In today’s SpeakUp post, Janelle Hite shares the story of her son’s illuminating experience with AAC in the classroom and the powerful impact it had on their #AACFamily.
Our eleven-year-old boy, Logan, is no stranger to dreaming big things, not only for himself but his brothers, Nathan and Owen, too. As Logan’s parents, we believe in the importance of serving others in cross-cultural experiences, so when Logan was just one year old, we took him on his first trip to China. By the time Logan was three, he had traveled to China three times, spending a total of six months there. When his brothers were born, we wanted all our children to share in serving. As a family, we traveled to Lebanon, where their dad designed one of the first inclusion schools in the Middle East, and later to Ukraine, to adopt their then-eight-year-old sister. We have also taken two trips to Ecuador, both to help with church construction – one in the Andes and one in the jungle. In all of these settings, Logan has been a part of sharing the love he has for his brothers with the people of these different cultural settings and the knowledge that they were made perfectly just the way they are.
At home, the boys love to participate in sports, playing Miracle League Baseball and swimming. They also enjoy watching sports and cheering on their favorite teams.

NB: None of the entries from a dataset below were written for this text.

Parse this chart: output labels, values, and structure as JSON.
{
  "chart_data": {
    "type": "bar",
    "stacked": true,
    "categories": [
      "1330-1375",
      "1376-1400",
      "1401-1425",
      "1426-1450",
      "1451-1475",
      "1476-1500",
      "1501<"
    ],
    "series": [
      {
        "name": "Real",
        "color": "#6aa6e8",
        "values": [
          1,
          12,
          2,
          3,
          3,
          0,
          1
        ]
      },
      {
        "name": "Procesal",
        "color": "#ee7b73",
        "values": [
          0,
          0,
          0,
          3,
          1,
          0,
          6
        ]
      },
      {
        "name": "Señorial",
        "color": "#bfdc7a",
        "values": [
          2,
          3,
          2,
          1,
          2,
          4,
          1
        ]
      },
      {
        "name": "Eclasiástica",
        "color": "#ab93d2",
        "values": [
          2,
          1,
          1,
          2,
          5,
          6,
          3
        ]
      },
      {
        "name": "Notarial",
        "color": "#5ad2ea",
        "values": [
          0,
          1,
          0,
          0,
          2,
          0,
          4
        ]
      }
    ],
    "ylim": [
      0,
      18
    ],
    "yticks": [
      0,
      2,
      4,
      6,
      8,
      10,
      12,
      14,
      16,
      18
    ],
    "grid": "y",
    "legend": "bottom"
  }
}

Nathan’s favorite is Clemson and Owen likes Georgia Tech. When we watch college football, we often talk about the day when the three boys will go off to college and where they may each go.
Our family may look a little different that you imagine. Nathan and Owen move around with the assistance of wheelchairs, gait trainers or a walker and they communicate by using augmentative and alternative communication (AAC). Owen uses a 15” dynamic display speech generating device (SGD) with eye gaze capabilities and Nathan uses a 10” dynamic display device by another manufacturer. Nathan also listens through his cochlear implants.

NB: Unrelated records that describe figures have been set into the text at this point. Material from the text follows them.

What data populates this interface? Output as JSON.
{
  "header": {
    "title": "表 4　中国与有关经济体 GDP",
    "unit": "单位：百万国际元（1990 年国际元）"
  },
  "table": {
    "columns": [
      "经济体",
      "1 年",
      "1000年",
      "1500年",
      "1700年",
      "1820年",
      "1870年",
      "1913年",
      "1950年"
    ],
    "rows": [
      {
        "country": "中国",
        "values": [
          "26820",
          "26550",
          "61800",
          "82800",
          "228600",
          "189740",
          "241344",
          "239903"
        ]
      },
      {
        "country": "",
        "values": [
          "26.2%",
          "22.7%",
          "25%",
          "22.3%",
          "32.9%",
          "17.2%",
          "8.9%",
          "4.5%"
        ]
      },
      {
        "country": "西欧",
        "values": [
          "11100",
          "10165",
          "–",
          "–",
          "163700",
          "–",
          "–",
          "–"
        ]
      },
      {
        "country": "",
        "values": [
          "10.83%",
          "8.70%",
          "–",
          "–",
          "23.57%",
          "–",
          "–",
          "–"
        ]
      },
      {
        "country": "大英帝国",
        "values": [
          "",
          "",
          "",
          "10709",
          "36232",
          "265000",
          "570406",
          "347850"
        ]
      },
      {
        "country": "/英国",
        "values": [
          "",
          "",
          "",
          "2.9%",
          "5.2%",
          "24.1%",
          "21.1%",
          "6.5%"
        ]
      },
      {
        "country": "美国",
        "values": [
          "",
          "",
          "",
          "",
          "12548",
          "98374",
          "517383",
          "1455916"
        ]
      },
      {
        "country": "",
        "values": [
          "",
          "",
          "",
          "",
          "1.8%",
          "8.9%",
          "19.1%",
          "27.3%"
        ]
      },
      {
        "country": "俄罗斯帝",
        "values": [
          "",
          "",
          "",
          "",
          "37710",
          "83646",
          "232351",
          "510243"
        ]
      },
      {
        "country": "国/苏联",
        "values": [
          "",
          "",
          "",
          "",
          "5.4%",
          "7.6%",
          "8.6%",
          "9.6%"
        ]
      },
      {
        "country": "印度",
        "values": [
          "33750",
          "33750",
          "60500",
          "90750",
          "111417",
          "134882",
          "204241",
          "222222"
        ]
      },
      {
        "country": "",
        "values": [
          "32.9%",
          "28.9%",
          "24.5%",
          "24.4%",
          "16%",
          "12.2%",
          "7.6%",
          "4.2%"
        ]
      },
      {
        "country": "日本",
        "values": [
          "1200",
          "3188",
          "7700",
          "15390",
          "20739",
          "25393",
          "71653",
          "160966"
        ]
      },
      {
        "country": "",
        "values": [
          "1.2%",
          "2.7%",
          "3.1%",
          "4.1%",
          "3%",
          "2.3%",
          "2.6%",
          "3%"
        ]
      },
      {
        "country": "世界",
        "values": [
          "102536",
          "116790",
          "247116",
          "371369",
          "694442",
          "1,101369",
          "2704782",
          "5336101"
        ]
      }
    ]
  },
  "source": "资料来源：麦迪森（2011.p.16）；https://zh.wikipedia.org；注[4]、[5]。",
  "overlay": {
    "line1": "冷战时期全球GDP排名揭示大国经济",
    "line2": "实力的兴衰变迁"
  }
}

In addition to being a parent, I am currently pursuing my Masters of Education in Assistive Technology from George Mason University. One evening when I sat down to watch an online lecture by Yoosun Chung, Logan was doing his homework nearby and overheard the introduction. In this introduction, Professor Chung mentioned that she had cerebral palsy and was speaking through a communication device. Logan paused and asked, “Mom, did your instructor say she uses an augmentative communication device?” I said, “yes, buddy. Why?” He said, “I can’t tell you now because I will cry.” About an hour later he came to me and said, “I am so excited your teacher uses an augmentative device, because now I can really see an example of how my brothers can do something great with their lives too.” He loves his brothers and always talks about them going to college, but I think this was the first time he learned of someone using a communication device and being so successful in their career. Through Logan’s life experiences, he is able to dream big dreams for himself and his brothers.
Janelle Hite is a mother of five: including one deceased and one adopted. She and her husband, Preston, married in 2001. Before motherhood, Janelle had a career in television, which she traded to be a full-time mom. She is now pursuing her Masters of Education in Assistive Technology from George Mason University, online.